Solution . Using the representation of ξ in the form

ξ = ξ 1 + ξ 2 + ξn(see example 2 §7 chapter II) and applying the formula for adding variances for independent quantities, we get

Dξ = Dξ 1 + Dξ 2 +Dξn .

Dispersion of any of the quantities ξi (i= 1,2, n) is calculated directly:

Dξ i = ​​M(ξ i) 2 - (Mξ i) 2 = 0 2 · q+ 1 2 p- p 2 = p(1-p) = pq.

Finally we get

= npq, Where q = 1 - p.

Let's calculate inMSEXCELvariance and standard deviation samples. We will also calculate the variance of a random variable if its distribution is known.

Let's first consider dispersion, then standard deviation.

Sample variance

Sample variance (sample variance,samplevariance) characterizes the spread of values ​​in the array relative to .

All 3 formulas are mathematically equivalent.

From the first formula it is clear that sample variance is the sum of the squared deviations of each value in the array from average, divided by sample size minus 1.

variances samples the DISP() function is used, English. the name VAR, i.e. VARiance. From version MS EXCEL 2010, it is recommended to use its analogue DISP.V(), English. the name VARS, i.e. Sample VARiance. In addition, starting from the version of MS EXCEL 2010, there is a function DISP.Г(), English. name VARP, i.e. Population VARiance, which calculates dispersion For population. The whole difference comes down to the denominator: instead of n-1 like DISP.V(), DISP.G() has just n in the denominator. Before MS EXCEL 2010, the VAR() function was used to calculate the variance of the population.

Sample variance
=QUADROTCL(Sample)/(COUNT(Sample)-1)
=(SUM(Sample)-COUNT(Sample)*AVERAGE(Sample)^2)/ (COUNT(Sample)-1)– usual formula
=SUM((Sample -AVERAGE(Sample))^2)/ (COUNT(Sample)-1) –

Sample variance is equal to 0, only if all values ​​are equal to each other and, accordingly, equal average value. Usually, the larger the value variances, the greater the spread of values ​​in the array.

Sample variance is a point estimate variances distribution of the random variable from which it was made sample. About construction confidence intervals when assessing variances can be read in the article.

Variance of a random variable

To calculate dispersion random variable, you need to know it.

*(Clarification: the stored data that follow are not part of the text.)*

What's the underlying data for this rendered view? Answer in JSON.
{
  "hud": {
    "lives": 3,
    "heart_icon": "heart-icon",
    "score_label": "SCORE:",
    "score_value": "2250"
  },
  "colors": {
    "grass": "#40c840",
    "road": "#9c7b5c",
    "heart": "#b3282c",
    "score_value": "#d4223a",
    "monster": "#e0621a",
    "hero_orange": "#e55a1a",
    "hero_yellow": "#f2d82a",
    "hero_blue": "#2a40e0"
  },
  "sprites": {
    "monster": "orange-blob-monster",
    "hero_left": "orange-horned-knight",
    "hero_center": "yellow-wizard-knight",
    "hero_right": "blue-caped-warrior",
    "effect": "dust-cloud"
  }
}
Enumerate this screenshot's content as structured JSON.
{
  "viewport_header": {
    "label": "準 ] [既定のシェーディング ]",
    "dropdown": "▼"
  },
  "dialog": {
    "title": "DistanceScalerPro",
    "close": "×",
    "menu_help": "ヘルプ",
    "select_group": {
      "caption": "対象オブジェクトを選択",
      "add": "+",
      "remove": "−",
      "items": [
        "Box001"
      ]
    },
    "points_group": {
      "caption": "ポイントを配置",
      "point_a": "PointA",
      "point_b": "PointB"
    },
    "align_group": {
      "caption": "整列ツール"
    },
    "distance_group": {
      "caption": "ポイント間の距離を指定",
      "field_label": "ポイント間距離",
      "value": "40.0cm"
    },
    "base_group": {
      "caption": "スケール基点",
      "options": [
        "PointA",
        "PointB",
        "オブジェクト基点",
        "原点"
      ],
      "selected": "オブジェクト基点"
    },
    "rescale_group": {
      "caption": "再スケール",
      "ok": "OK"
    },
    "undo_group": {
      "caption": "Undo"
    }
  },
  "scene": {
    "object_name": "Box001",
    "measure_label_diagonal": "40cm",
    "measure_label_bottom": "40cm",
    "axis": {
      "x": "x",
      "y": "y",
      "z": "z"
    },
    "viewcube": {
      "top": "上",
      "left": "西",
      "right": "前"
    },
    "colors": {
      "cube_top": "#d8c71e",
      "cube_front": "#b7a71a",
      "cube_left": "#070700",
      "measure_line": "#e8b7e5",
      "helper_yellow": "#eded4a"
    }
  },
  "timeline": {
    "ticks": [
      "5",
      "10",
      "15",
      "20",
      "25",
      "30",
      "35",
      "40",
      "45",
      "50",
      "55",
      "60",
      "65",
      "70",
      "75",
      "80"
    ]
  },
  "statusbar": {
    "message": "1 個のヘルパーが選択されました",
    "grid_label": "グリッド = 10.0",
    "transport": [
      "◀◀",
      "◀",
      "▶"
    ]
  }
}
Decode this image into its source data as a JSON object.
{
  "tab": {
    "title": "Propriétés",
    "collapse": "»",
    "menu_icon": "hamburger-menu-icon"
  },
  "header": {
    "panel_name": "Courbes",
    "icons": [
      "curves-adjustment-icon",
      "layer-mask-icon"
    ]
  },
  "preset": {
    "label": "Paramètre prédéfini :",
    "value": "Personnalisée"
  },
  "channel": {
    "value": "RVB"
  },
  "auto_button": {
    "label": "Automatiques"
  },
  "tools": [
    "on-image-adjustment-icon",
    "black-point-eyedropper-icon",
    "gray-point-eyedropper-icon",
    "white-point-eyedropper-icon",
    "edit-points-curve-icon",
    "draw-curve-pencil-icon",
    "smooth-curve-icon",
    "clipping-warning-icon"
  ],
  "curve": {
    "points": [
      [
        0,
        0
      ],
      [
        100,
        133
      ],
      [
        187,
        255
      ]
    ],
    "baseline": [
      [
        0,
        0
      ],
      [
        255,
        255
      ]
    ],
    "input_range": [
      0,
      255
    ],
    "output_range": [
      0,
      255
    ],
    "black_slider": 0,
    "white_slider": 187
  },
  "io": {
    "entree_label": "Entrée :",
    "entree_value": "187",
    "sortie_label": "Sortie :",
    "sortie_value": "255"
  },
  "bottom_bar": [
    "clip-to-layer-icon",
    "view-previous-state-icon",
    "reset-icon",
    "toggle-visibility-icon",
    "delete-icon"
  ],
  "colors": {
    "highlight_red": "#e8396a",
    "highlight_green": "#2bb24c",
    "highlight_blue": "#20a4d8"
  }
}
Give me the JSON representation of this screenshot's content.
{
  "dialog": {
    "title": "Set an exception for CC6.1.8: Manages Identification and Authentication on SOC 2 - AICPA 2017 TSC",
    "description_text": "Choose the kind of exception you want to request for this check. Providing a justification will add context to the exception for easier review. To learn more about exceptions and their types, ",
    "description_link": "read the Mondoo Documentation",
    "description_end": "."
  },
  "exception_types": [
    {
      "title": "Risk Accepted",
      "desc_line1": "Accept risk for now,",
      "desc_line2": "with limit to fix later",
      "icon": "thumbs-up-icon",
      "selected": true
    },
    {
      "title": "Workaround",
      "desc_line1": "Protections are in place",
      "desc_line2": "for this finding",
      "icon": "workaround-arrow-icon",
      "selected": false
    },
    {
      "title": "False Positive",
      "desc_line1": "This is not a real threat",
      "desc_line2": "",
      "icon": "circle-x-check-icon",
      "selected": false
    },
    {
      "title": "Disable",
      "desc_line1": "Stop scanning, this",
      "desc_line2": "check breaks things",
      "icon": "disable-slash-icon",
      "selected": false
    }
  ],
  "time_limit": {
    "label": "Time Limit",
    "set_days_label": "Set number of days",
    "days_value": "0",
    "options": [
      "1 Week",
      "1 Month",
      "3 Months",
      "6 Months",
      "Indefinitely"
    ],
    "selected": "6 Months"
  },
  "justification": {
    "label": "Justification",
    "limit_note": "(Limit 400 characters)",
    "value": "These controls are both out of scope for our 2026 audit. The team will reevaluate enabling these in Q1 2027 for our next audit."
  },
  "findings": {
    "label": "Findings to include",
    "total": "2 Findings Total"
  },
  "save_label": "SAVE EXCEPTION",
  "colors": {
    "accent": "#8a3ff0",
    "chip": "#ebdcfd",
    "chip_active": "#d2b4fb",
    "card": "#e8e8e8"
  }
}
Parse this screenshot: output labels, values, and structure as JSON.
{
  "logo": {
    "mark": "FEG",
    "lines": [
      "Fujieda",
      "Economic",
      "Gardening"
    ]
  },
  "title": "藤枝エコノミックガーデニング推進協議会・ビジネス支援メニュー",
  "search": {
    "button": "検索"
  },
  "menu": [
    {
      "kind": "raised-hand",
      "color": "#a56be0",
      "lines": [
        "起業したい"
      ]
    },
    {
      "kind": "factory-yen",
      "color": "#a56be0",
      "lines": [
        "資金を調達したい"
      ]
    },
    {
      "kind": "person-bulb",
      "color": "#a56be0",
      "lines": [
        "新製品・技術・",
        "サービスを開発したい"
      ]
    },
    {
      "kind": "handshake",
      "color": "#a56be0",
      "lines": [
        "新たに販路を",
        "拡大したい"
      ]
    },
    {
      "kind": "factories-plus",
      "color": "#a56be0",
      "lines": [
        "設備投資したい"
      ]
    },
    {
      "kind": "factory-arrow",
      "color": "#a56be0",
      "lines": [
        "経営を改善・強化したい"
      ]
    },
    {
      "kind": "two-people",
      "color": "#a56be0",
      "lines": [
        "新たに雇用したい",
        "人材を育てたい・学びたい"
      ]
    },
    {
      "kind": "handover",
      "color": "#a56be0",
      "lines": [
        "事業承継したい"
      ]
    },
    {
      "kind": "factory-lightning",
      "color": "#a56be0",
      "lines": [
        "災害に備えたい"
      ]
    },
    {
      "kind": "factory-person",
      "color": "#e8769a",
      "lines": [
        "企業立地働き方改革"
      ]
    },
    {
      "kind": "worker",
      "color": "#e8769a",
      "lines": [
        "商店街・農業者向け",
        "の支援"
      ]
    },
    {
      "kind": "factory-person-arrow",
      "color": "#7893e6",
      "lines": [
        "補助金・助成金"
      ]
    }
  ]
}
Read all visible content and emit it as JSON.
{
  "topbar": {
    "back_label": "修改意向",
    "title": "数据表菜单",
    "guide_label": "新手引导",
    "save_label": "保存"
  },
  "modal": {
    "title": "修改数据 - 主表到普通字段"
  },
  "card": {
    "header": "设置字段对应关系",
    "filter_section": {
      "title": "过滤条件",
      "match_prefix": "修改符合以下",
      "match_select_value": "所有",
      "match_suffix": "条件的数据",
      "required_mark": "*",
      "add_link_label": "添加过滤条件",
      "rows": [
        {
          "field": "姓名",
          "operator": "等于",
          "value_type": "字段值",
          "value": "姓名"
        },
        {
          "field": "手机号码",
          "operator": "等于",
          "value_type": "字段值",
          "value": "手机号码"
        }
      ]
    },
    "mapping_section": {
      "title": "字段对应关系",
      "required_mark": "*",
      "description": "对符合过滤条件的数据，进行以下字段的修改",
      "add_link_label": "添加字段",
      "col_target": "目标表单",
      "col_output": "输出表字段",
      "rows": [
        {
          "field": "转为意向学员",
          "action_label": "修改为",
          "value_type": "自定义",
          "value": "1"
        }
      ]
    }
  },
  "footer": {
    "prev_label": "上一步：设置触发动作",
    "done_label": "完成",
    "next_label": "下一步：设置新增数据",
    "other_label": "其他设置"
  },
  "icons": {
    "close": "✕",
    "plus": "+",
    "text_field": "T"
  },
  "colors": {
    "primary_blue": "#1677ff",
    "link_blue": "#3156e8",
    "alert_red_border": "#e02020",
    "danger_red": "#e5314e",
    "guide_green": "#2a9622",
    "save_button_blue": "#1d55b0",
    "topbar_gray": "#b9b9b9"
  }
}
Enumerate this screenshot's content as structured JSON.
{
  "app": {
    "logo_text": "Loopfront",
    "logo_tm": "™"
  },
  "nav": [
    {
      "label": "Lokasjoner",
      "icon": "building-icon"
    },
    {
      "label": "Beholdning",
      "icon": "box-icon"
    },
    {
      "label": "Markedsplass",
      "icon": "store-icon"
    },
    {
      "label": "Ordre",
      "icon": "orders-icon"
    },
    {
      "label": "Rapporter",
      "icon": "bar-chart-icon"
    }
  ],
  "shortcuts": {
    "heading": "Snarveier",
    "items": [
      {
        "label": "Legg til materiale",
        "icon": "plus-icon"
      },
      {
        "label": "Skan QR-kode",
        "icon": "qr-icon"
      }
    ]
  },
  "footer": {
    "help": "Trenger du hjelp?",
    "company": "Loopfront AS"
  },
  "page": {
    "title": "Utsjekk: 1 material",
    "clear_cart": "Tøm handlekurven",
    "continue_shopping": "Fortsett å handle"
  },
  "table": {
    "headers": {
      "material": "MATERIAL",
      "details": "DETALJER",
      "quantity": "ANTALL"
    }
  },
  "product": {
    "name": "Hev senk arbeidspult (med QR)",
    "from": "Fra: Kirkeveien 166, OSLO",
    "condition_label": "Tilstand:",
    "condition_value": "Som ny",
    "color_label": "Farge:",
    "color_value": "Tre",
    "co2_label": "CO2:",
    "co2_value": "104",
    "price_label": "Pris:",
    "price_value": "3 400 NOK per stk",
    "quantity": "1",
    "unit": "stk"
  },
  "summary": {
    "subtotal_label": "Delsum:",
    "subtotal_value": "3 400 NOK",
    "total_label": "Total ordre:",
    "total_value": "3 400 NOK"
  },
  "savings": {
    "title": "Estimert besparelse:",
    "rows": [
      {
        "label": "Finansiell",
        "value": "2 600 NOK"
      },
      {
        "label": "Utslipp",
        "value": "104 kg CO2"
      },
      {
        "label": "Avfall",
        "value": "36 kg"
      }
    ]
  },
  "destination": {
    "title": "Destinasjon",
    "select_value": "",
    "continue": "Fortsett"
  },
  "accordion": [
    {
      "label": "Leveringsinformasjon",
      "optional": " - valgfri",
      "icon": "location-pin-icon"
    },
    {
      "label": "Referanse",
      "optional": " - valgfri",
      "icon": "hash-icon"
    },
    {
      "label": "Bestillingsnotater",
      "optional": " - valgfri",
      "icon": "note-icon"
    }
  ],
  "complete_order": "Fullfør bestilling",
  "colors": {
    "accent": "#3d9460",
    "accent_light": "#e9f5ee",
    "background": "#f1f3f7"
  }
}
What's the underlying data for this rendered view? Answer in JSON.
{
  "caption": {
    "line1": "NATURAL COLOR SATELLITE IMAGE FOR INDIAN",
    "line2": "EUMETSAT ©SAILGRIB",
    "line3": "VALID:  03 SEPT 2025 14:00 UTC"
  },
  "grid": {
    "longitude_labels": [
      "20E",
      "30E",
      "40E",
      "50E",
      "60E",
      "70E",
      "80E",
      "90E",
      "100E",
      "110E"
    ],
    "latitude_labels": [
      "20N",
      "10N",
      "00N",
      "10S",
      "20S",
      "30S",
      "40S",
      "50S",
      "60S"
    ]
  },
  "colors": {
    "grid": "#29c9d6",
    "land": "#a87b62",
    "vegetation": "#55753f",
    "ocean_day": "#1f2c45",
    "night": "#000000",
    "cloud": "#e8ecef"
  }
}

For variances random variable X is often denoted Var(X). Dispersion equal to the square of the deviation from the mean E(X): Var(X)=E[(X-E(X)) 2 ]

dispersion calculated by the formula:

where x i is the value that a random variable can take, and μ is the average value (), p(x) is the probability that the random variable will take the value x.

If a random variable has , then dispersion calculated by the formula:

Dimension variances corresponds to the square of the unit of measurement of the original values. For example, if the values ​​in the sample represent part weight measurements (in kg), then the variance dimension would be kg 2 . This can be difficult to interpret, so to characterize the spread of values, a value equal to square root from variancesstandard deviation.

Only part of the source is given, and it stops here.